For Youth and By Youth: Re-Imagining Financing for Peacebuilding
This paper presents some of the key challenges that young peacebuilders face in acquiring financial support for their work, and offers an alternative approach to address these challenges and to re-imagine current funding mechanisms towards participatory grant-making approaches that are created for young peacebuilders and run by young peacebuilders.
It serves as a resource for the international community to engage with learning on participatory grantmaking that has proven to be a successful and impactful practice to support local ownership and leadership of young local peacebuilders.
The paper builds on the learnings of the GPPAC Small Grants Scheme founded in 2018 by the network's Youth Peace and Security (YPS) Working Group. Beyond providing support for innovative ideas of young peacebuilders across the network by alleviating administrative hurdles, this funding scheme was uniquely designed based on a Youth-by-Youth Approach, meaning young people were in the lead of designing and allocating the small grants to their peers.
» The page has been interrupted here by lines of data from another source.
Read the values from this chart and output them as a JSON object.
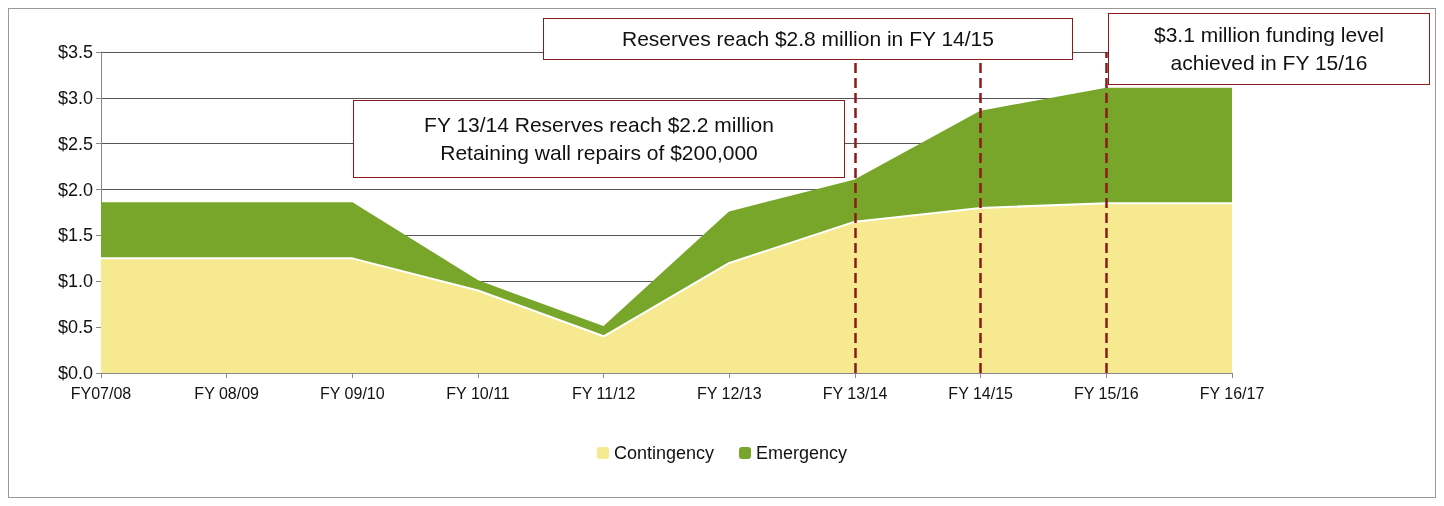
{
  "chart_data": {
    "type": "area",
    "stacked": true,
    "categories": [
      "FY07/08",
      "FY 08/09",
      "FY 09/10",
      "FY 10/11",
      "FY 11/12",
      "FY 12/13",
      "FY 13/14",
      "FY 14/15",
      "FY 15/16",
      "FY 16/17"
    ],
    "series": [
      {
        "name": "Contingency",
        "color": "#f6e98f",
        "values": [
          1.25,
          1.25,
          1.25,
          0.9,
          0.4,
          1.2,
          1.65,
          1.8,
          1.85,
          1.85
        ]
      },
      {
        "name": "Emergency",
        "color": "#78a62a",
        "values": [
          0.6,
          0.6,
          0.6,
          0.1,
          0.1,
          0.55,
          0.45,
          1.05,
          1.25,
          1.25
        ]
      }
    ],
    "ylim": [
      0,
      3.5
    ],
    "yticks": [
      {
        "value": 0,
        "label": "$0.0"
      },
      {
        "value": 0.5,
        "label": "$0.5"
      },
      {
        "value": 1,
        "label": "$1.0"
      },
      {
        "value": 1.5,
        "label": "$1.5"
      },
      {
        "value": 2,
        "label": "$2.0"
      },
      {
        "value": 2.5,
        "label": "$2.5"
      },
      {
        "value": 3,
        "label": "$3.0"
      },
      {
        "value": 3.5,
        "label": "$3.5"
      }
    ],
    "grid": "y",
    "legend": "bottom",
    "ref_lines": [
      {
        "axis": "x",
        "value": "FY 13/14",
        "color": "#8b1a1a",
        "line_style": "dashed"
      },
      {
        "axis": "x",
        "value": "FY 14/15",
        "color": "#8b1a1a",
        "line_style": "dashed"
      },
      {
        "axis": "x",
        "value": "FY 15/16",
        "color": "#8b1a1a",
        "line_style": "dashed"
      }
    ],
    "annotations": [
      "Reserves reach $2.8 million in FY 14/15",
      "FY 13/14 Reserves reach $2.2 million\nRetaining wall repairs of $200,000",
      "$3.1 million funding level\nachieved in FY 15/16"
    ]
  }
}
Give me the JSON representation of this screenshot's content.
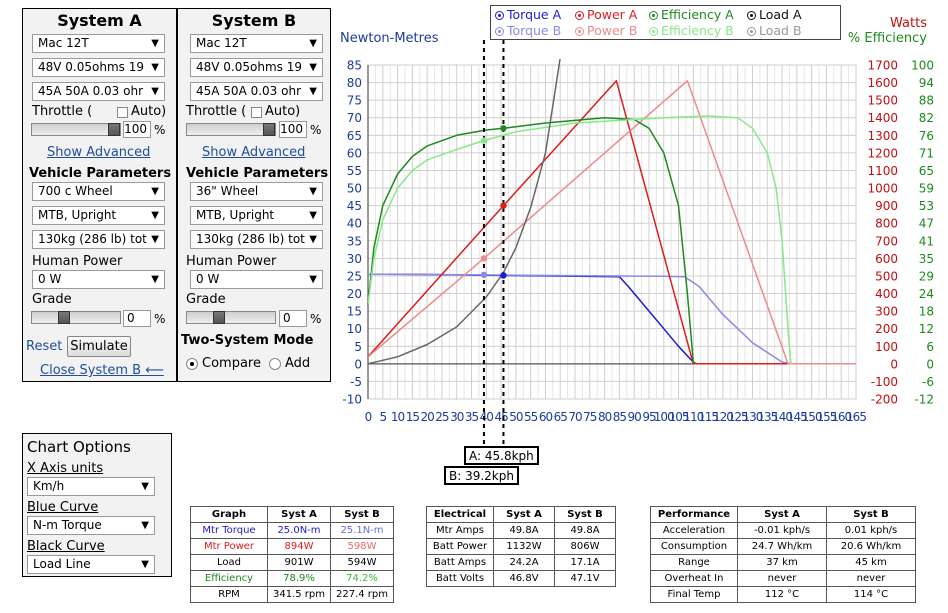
{
  "systemA": {
    "title": "System A",
    "motor": "Mac 12T",
    "battery": "48V 0.05ohms 19",
    "controller": "45A 50A 0.03 ohr",
    "throttle_label": "Throttle (",
    "auto_label": "Auto)",
    "throttle_value": "100",
    "throttle_fraction": 1.0,
    "show_advanced": "Show Advanced",
    "vehicle_params": "Vehicle Parameters",
    "wheel": "700 c  Wheel",
    "bike": "MTB, Upright",
    "weight": "130kg (286 lb) tot",
    "human_power_label": "Human Power",
    "human_power": "0 W",
    "grade_label": "Grade",
    "grade_value": "0",
    "reset": "Reset",
    "simulate": "Simulate",
    "close": "Close System B ⟵"
  },
  "systemB": {
    "title": "System B",
    "motor": "Mac 12T",
    "battery": "48V 0.05ohms 19",
    "controller": "45A 50A 0.03 ohr",
    "throttle_label": "Throttle (",
    "auto_label": "Auto)",
    "throttle_value": "100",
    "throttle_fraction": 1.0,
    "show_advanced": "Show Advanced",
    "vehicle_params": "Vehicle Parameters",
    "wheel": "36\"  Wheel",
    "bike": "MTB, Upright",
    "weight": "130kg (286 lb) tot",
    "human_power_label": "Human Power",
    "human_power": "0 W",
    "grade_label": "Grade",
    "grade_value": "0",
    "two_system_mode": "Two-System Mode",
    "compare": "Compare",
    "add": "Add",
    "mode_selected": "Compare"
  },
  "pct_symbol": "%",
  "chart_options": {
    "title": "Chart Options",
    "x_axis_label": "X Axis units",
    "x_axis_value": "Km/h",
    "blue_label": "Blue Curve",
    "blue_value": "N-m Torque",
    "black_label": "Black Curve",
    "black_value": "Load Line"
  },
  "legend": {
    "torque_a": "Torque A",
    "power_a": "Power A",
    "efficiency_a": "Efficiency A",
    "load_a": "Load A",
    "torque_b": "Torque B",
    "power_b": "Power B",
    "efficiency_b": "Efficiency B",
    "load_b": "Load B"
  },
  "markers": {
    "a_label": "A: 45.8kph",
    "b_label": "B: 39.2kph",
    "a_speed": 45.8,
    "b_speed": 39.2
  },
  "chart_data": {
    "type": "line",
    "left_axis_label": "Newton-Metres",
    "right_axis_label_1": "Watts",
    "right_axis_label_2": "% Efficiency",
    "x_ticks": [
      0,
      5,
      10,
      15,
      20,
      25,
      30,
      35,
      40,
      45,
      50,
      55,
      60,
      65,
      70,
      75,
      80,
      85,
      90,
      95,
      100,
      105,
      110,
      115,
      120,
      125,
      130,
      135,
      140,
      145,
      150,
      155,
      160,
      165
    ],
    "y_left_ticks": [
      -10,
      -5,
      0,
      5,
      10,
      15,
      20,
      25,
      30,
      35,
      40,
      45,
      50,
      55,
      60,
      65,
      70,
      75,
      80,
      85
    ],
    "y_watts_ticks": [
      -200,
      -100,
      0,
      100,
      200,
      300,
      400,
      500,
      600,
      700,
      800,
      900,
      1000,
      1100,
      1200,
      1300,
      1400,
      1500,
      1600,
      1700
    ],
    "y_eff_ticks": [
      -12,
      -6,
      0,
      6,
      12,
      18,
      24,
      29,
      35,
      41,
      47,
      53,
      59,
      65,
      71,
      76,
      82,
      88,
      94,
      100
    ],
    "xlim": [
      0,
      165
    ],
    "ylim": [
      -10,
      85
    ],
    "grid": true,
    "series": [
      {
        "name": "Torque A",
        "color": "#1c1cd4",
        "x": [
          0,
          20,
          40,
          60,
          85,
          88,
          95,
          100,
          105,
          110,
          111,
          165
        ],
        "y": [
          25.5,
          25.4,
          25.2,
          25.0,
          24.8,
          22,
          15,
          10,
          5,
          0.5,
          0,
          0
        ]
      },
      {
        "name": "Torque B",
        "color": "#8a8ae6",
        "x": [
          0,
          40,
          70,
          100,
          107,
          112,
          120,
          130,
          140,
          143,
          165
        ],
        "y": [
          25.5,
          25.3,
          25.1,
          24.9,
          24.8,
          22,
          14,
          6,
          0.5,
          0,
          0
        ]
      },
      {
        "name": "Power A",
        "color": "#dd1c1c",
        "x": [
          0,
          45.8,
          84,
          110,
          111,
          165
        ],
        "y": [
          2,
          45,
          80.5,
          0,
          0,
          0
        ]
      },
      {
        "name": "Power B",
        "color": "#ee8a8a",
        "x": [
          0,
          39.2,
          108,
          142,
          143,
          165
        ],
        "y": [
          2,
          30,
          80.5,
          0,
          0,
          0
        ]
      },
      {
        "name": "Efficiency A",
        "color": "#1e8a1e",
        "x": [
          0,
          2,
          5,
          10,
          15,
          20,
          30,
          40,
          45.8,
          60,
          80,
          90,
          95,
          100,
          105,
          108,
          110,
          111
        ],
        "y": [
          17,
          33,
          45,
          54,
          59,
          62,
          65,
          66.5,
          67,
          68.5,
          70,
          69.5,
          67,
          60,
          45,
          20,
          0.5,
          0
        ]
      },
      {
        "name": "Efficiency B",
        "color": "#88e888",
        "x": [
          0,
          2,
          5,
          10,
          15,
          20,
          30,
          39.2,
          50,
          70,
          100,
          115,
          125,
          130,
          135,
          138,
          140,
          142,
          143
        ],
        "y": [
          17,
          30,
          41,
          50,
          55,
          58,
          61,
          63.5,
          66,
          68.5,
          70,
          70.5,
          70,
          67,
          60,
          50,
          35,
          10,
          0
        ]
      },
      {
        "name": "Load",
        "color": "#666666",
        "x": [
          0,
          10,
          20,
          30,
          40,
          45.8,
          50,
          55,
          60,
          65
        ],
        "y": [
          0,
          2,
          5.5,
          10.5,
          19,
          26,
          33,
          44.5,
          60,
          87
        ]
      }
    ]
  },
  "graph_table": {
    "headers": [
      "Graph",
      "Syst A",
      "Syst B"
    ],
    "rows": [
      {
        "label": "Mtr Torque",
        "a": "25.0N-m",
        "b": "25.1N-m",
        "color": "#1c1cd4",
        "bcolor": "#6a6ae0"
      },
      {
        "label": "Mtr Power",
        "a": "894W",
        "b": "598W",
        "color": "#dd1c1c",
        "bcolor": "#e86a6a"
      },
      {
        "label": "Load",
        "a": "901W",
        "b": "594W",
        "color": "#000000",
        "bcolor": "#000000"
      },
      {
        "label": "Efficiency",
        "a": "78.9%",
        "b": "74.2%",
        "color": "#1e8a1e",
        "bcolor": "#38b838"
      },
      {
        "label": "RPM",
        "a": "341.5 rpm",
        "b": "227.4 rpm",
        "color": "#000000",
        "bcolor": "#000000"
      }
    ]
  },
  "electrical_table": {
    "headers": [
      "Electrical",
      "Syst A",
      "Syst B"
    ],
    "rows": [
      {
        "label": "Mtr Amps",
        "a": "49.8A",
        "b": "49.8A"
      },
      {
        "label": "Batt Power",
        "a": "1132W",
        "b": "806W"
      },
      {
        "label": "Batt Amps",
        "a": "24.2A",
        "b": "17.1A"
      },
      {
        "label": "Batt Volts",
        "a": "46.8V",
        "b": "47.1V"
      }
    ]
  },
  "performance_table": {
    "headers": [
      "Performance",
      "Syst A",
      "Syst B"
    ],
    "rows": [
      {
        "label": "Acceleration",
        "a": "-0.01 kph/s",
        "b": "0.01 kph/s"
      },
      {
        "label": "Consumption",
        "a": "24.7 Wh/km",
        "b": "20.6 Wh/km"
      },
      {
        "label": "Range",
        "a": "37 km",
        "b": "45 km"
      },
      {
        "label": "Overheat In",
        "a": "never",
        "b": "never"
      },
      {
        "label": "Final Temp",
        "a": "112 °C",
        "b": "114 °C"
      }
    ]
  }
}
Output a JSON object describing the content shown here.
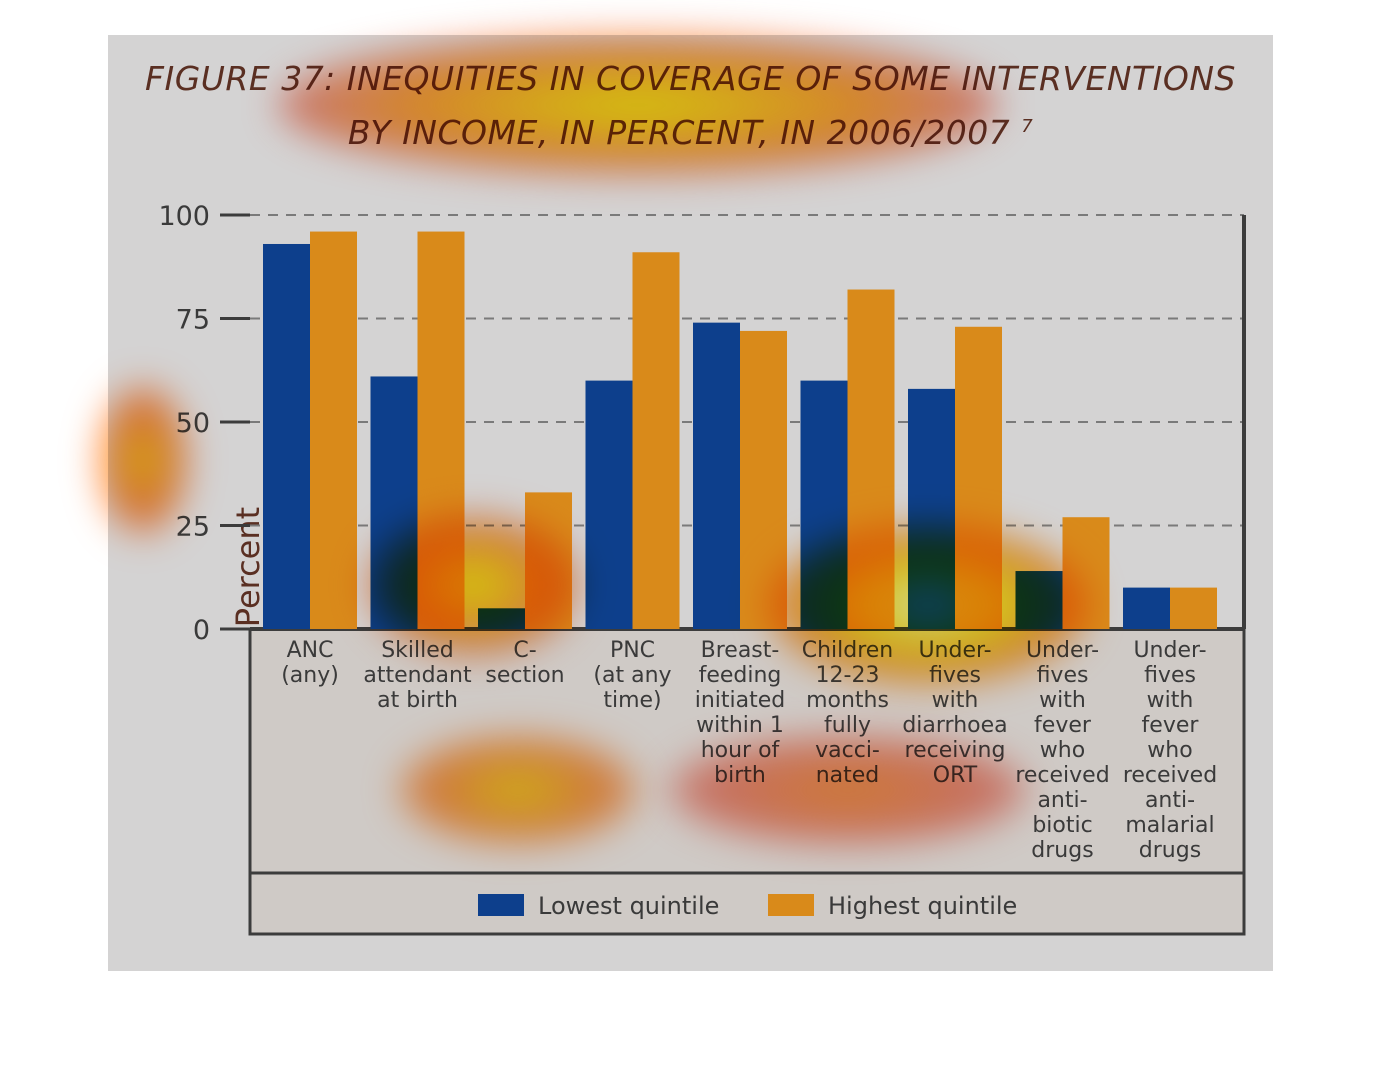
{
  "chart_data": {
    "type": "bar",
    "title_line1": "FIGURE 37: INEQUITIES IN COVERAGE OF SOME INTERVENTIONS",
    "title_line2": "BY INCOME, IN PERCENT, IN 2006/2007",
    "title_superscript": "7",
    "ylabel": "Percent",
    "xlabel": "",
    "ylim": [
      0,
      100
    ],
    "yticks": [
      0,
      25,
      50,
      75,
      100
    ],
    "grid": true,
    "legend_position": "bottom",
    "categories": [
      [
        "ANC",
        "(any)"
      ],
      [
        "Skilled",
        "attendant",
        "at birth"
      ],
      [
        "C-",
        "section"
      ],
      [
        "PNC",
        "(at any",
        "time)"
      ],
      [
        "Breast-",
        "feeding",
        "initiated",
        "within 1",
        "hour of",
        "birth"
      ],
      [
        "Children",
        "12-23",
        "months",
        "fully",
        "vacci-",
        "nated"
      ],
      [
        "Under-",
        "fives",
        "with",
        "diarrhoea",
        "receiving",
        "ORT"
      ],
      [
        "Under-",
        "fives",
        "with",
        "fever",
        "who",
        "received",
        "anti-",
        "biotic",
        "drugs"
      ],
      [
        "Under-",
        "fives",
        "with",
        "fever",
        "who",
        "received",
        "anti-",
        "malarial",
        "drugs"
      ]
    ],
    "series": [
      {
        "name": "Lowest quintile",
        "color": "#0d3f8c",
        "values": [
          93,
          61,
          5,
          60,
          74,
          60,
          58,
          14,
          10
        ]
      },
      {
        "name": "Highest quintile",
        "color": "#d98a1a",
        "values": [
          96,
          96,
          33,
          91,
          72,
          82,
          73,
          27,
          10
        ]
      }
    ]
  }
}
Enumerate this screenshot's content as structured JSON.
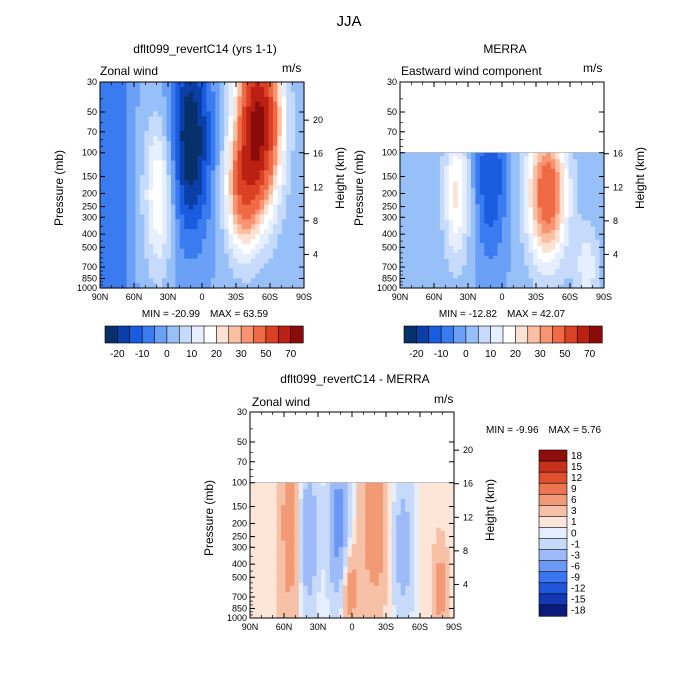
{
  "figure_title": "JJA",
  "colors": {
    "palette_main": [
      "#08306b",
      "#0b3fa8",
      "#1a5ce0",
      "#3b7bf0",
      "#6aa0f5",
      "#98c0f8",
      "#c6dbfb",
      "#e6efff",
      "#ffffff",
      "#fde1d3",
      "#fbbfa2",
      "#f89471",
      "#ef6a45",
      "#db4125",
      "#bb2112",
      "#8b0a0a"
    ],
    "palette_diff": [
      "#0a1b7a",
      "#1238b3",
      "#1e56dc",
      "#3c76ee",
      "#6a98f4",
      "#9ebaf8",
      "#c8daf9",
      "#e4eefc",
      "#fde5d8",
      "#f7c1a7",
      "#f29a75",
      "#ec7450",
      "#e0502f",
      "#c7301b",
      "#8e0d0d"
    ]
  },
  "chart_data": [
    {
      "type": "heatmap",
      "title": "dflt099_revertC14 (yrs 1-1)",
      "variable": "Zonal wind",
      "units": "m/s",
      "ylabel": "Pressure (mb)",
      "y2label": "Height (km)",
      "x_ticks": [
        "90N",
        "60N",
        "30N",
        "0",
        "30S",
        "60S",
        "90S"
      ],
      "y_ticks": [
        "30",
        "50",
        "70",
        "100",
        "150",
        "200",
        "250",
        "300",
        "400",
        "500",
        "700",
        "850",
        "1000"
      ],
      "y2_ticks": [
        "20",
        "16",
        "12",
        "8",
        "4"
      ],
      "min_label": "MIN = -20.99",
      "max_label": "MAX = 63.59",
      "colorbar_labels": [
        "-20",
        "-10",
        "0",
        "10",
        "20",
        "30",
        "50",
        "70"
      ],
      "top_pressure": 30,
      "min": -20.99,
      "max": 63.59
    },
    {
      "type": "heatmap",
      "title": "MERRA",
      "variable": "Eastward wind component",
      "units": "m/s",
      "ylabel": "Pressure (mb)",
      "y2label": "Height (km)",
      "x_ticks": [
        "90N",
        "60N",
        "30N",
        "0",
        "30S",
        "60S",
        "90S"
      ],
      "y_ticks": [
        "30",
        "50",
        "70",
        "100",
        "150",
        "200",
        "250",
        "300",
        "400",
        "500",
        "700",
        "850",
        "1000"
      ],
      "y2_ticks": [
        "16",
        "12",
        "8",
        "4"
      ],
      "min_label": "MIN = -12.82",
      "max_label": "MAX = 42.07",
      "colorbar_labels": [
        "-20",
        "-10",
        "0",
        "10",
        "20",
        "30",
        "50",
        "70"
      ],
      "top_pressure": 100,
      "min": -12.82,
      "max": 42.07
    },
    {
      "type": "heatmap",
      "title": "dflt099_revertC14 - MERRA",
      "variable": "Zonal wind",
      "units": "m/s",
      "ylabel": "Pressure (mb)",
      "y2label": "Height (km)",
      "x_ticks": [
        "90N",
        "60N",
        "30N",
        "0",
        "30S",
        "60S",
        "90S"
      ],
      "y_ticks": [
        "30",
        "50",
        "70",
        "100",
        "150",
        "200",
        "250",
        "300",
        "400",
        "500",
        "700",
        "850",
        "1000"
      ],
      "y2_ticks": [
        "20",
        "16",
        "12",
        "8",
        "4"
      ],
      "min_label": "MIN = -9.96",
      "max_label": "MAX = 5.76",
      "colorbar_labels": [
        "18",
        "15",
        "12",
        "9",
        "6",
        "3",
        "1",
        "0",
        "-1",
        "-3",
        "-6",
        "-9",
        "-12",
        "-15",
        "-18"
      ],
      "top_pressure": 100,
      "min": -9.96,
      "max": 5.76
    }
  ]
}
The adopted approach prioritises the ownership of youth and amplifies the capacities of the recipients.
The Small Grants Scheme is built on three principles:
- The principle of participatory grant-making is employed to ensure that young peacebuilders, who are the most affected by fund disbursement, are granted decision-making power.
- The principle of authentic partnership seeks to reduce the risk of perpetuating a top-down approach to identifying priorities by utilising local knowledge and supporting capacity building and knowledge exchange.
- The principle of holistic support provision emphasises support beyond money and encourages the process of co-creation and capacity building between the donor and the grantee and mutual responsibility of outcomes.